What is MSC Malaysia?
MSC Malaysia — originally known as the Multimedia Super Corridor — is a special economic zone and high-technology business district established by the Malaysian government in 1996. Spanning from the Petronas Twin Towers in Kuala Lumpur southward through Cyberjaya and Putrajaya to the Kuala Lumpur International Airport, the MSC was conceived as a world-class environment for developing and deploying multimedia technologies.
The initiative was inaugurated by Prime Minister Mahathir Mohamad on 12 February 1996 as the centrepiece of Malaysia's Vision 2020 strategy — a long-term blueprint for Malaysia to achieve developed-nation status by the year 2020, anchored in the transformation from a manufacturing-based to a knowledge-based economy.
Over its history, MSC Malaysia attracted thousands of technology companies, spawned landmark legislation, produced globally recognised digital initiatives, and established Malaysia as one of Southeast Asia's leading digital economy destinations. The programme was subsequently rebranded and is now administered by the Malaysia Digital Economy Corporation (MDEC) under the Malaysia Digital (MD) status framework.
The Vision Behind MSC Malaysia
At its foundation, MSC Malaysia was built on a bold vision: to leapfrog Malaysia into the information age by creating the conditions — physical infrastructure, legal framework, human capital, and investment incentives — that would attract the world's leading technology companies and enable homegrown Malaysian technology businesses to compete globally.
The MSC was not conceived as a passive real estate or industrial park project. It was designed as a comprehensive national transformation programme, with each element — the cybercities, the cyber laws, the flagship applications, the Bill of Guarantees — working together to create a unique and competitive environment for digital economy activity.
MSC Malaysia's Bill of Guarantees
To attract global technology investment, MSC Malaysia issued a landmark Bill of Guarantees — ten commitments from the Malaysian government to companies establishing operations in the corridor. These included guarantees of no internet censorship, world-class physical and IT infrastructure, unrestricted employment of global knowledge workers, and freedom of ownership for MSC-status companies.
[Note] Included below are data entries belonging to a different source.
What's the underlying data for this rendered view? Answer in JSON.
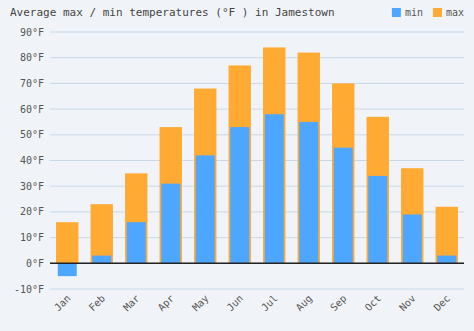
{
  "chart_data": {
    "type": "bar",
    "title": "Average max / min temperatures (°F ) in Jamestown",
    "categories": [
      "Jan",
      "Feb",
      "Mar",
      "Apr",
      "May",
      "Jun",
      "Jul",
      "Aug",
      "Sep",
      "Oct",
      "Nov",
      "Dec"
    ],
    "series": [
      {
        "name": "min",
        "color": "#4da6ff",
        "values": [
          -5,
          3,
          16,
          31,
          42,
          53,
          58,
          55,
          45,
          34,
          19,
          3
        ]
      },
      {
        "name": "max",
        "color": "#ffaa33",
        "values": [
          16,
          23,
          35,
          53,
          68,
          77,
          84,
          82,
          70,
          57,
          37,
          22
        ]
      }
    ],
    "ylim": [
      -10,
      90
    ],
    "yticks": [
      {
        "value": -10,
        "label": "-10°F"
      },
      {
        "value": 0,
        "label": "0°F"
      },
      {
        "value": 10,
        "label": "10°F"
      },
      {
        "value": 20,
        "label": "20°F"
      },
      {
        "value": 30,
        "label": "30°F"
      },
      {
        "value": 40,
        "label": "40°F"
      },
      {
        "value": 50,
        "label": "50°F"
      },
      {
        "value": 60,
        "label": "60°F"
      },
      {
        "value": 70,
        "label": "70°F"
      },
      {
        "value": 80,
        "label": "80°F"
      },
      {
        "value": 90,
        "label": "90°F"
      }
    ],
    "grid": true,
    "legend": "upper right"
  }
}
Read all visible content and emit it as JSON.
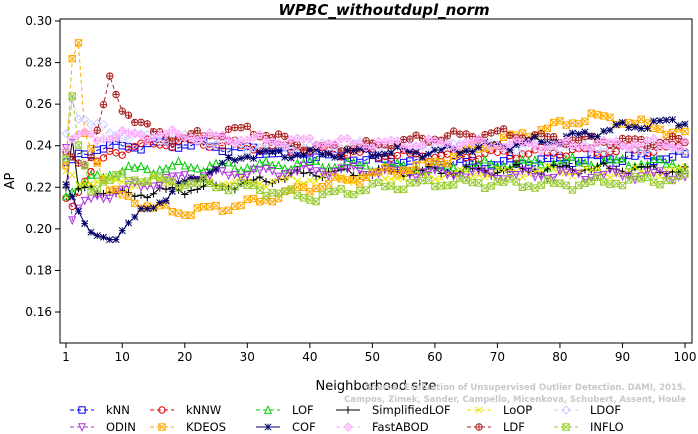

The Bill of Guarantees — Ten Commitments
The MSC Malaysia Bill of Guarantees represented an unprecedented set of policy commitments by a developing nation government to the global technology industry. The ten guarantees were:
Provide a world-class physical and information infrastructure
Allow unrestricted employment of local and foreign knowledge workers
Ensure freedom of ownership by exempting companies with MSC status from local ownership requirements
Give the freedom to source capital globally and the right to borrow funds globally
Provide competitive financial incentives including pioneer status of up to ten years or an investment tax allowance and no duties on multimedia equipment
Become a regional leader in intellectual property protection and cyberlaws
Ensure no internet censorship
Provide globally competitive telecommunication tariffs
Tender key MSC infrastructure contracts to leading companies willing to use the MSC as their regional hub
Provide a high-powered implementation agency to act as an effective one-stop super shop
Physical Geography of the MSC
The MSC Malaysia corridor originally ran approximately 50 kilometres from the Petronas Twin Towers in the Kuala Lumpur City Centre southward to the Kuala Lumpur International Airport in Sepang — a total area of approximately 750 square kilometres. Within this zone, two purpose-built cities were developed as the MSC's centrepieces.
Cyberjaya was developed as Malaysia's dedicated technology city — home to the headquarters of MSC-status companies, technology parks, the Multimedia University, and the infrastructure to support a global ICT hub. It was designed as a modern, planned city purpose-built for the knowledge economy.
Putrajaya was developed as Malaysia's new federal administrative capital — embodying the e-Government flagship application with paperless government processes, high-speed connectivity, and a smart city infrastructure serving the federal civil service.
The MSC subsequently expanded beyond its original corridor to include designated Cybercities and Cybercentres in other parts of Malaysia, including Bangsar South, Technology Park Malaysia, and the MSC Cyberport in Iskandar Malaysia, Johor. For a full reference, see the Cybercities and Cybercentres page.
Transition to Malaysia Digital
After more than two decades of operation as MSC Malaysia, the programme underwent a significant rebranding and restructuring. Companies holding MSC Malaysia status were invited to transition to the new Malaysia Digital (MD) status framework, administered by MDEC under a modernised set of incentives and criteria aligned with Malaysia's digital economy ambitions for the 2020s and beyond.
The transition reflects both the maturation of Malaysia's digital economy and the evolution of the global technology landscape since the MSC's founding in 1996 — moving from a focus on physical corridor development to a nationwide digital economy programme with no geographic restrictions on MD status eligibility.
This portal preserves and documents the historical MSC Malaysia framework — its legislation, flagship applications, policies, and achievements — as a public reference resource for researchers, policymakers, legal practitioners, and the broader public.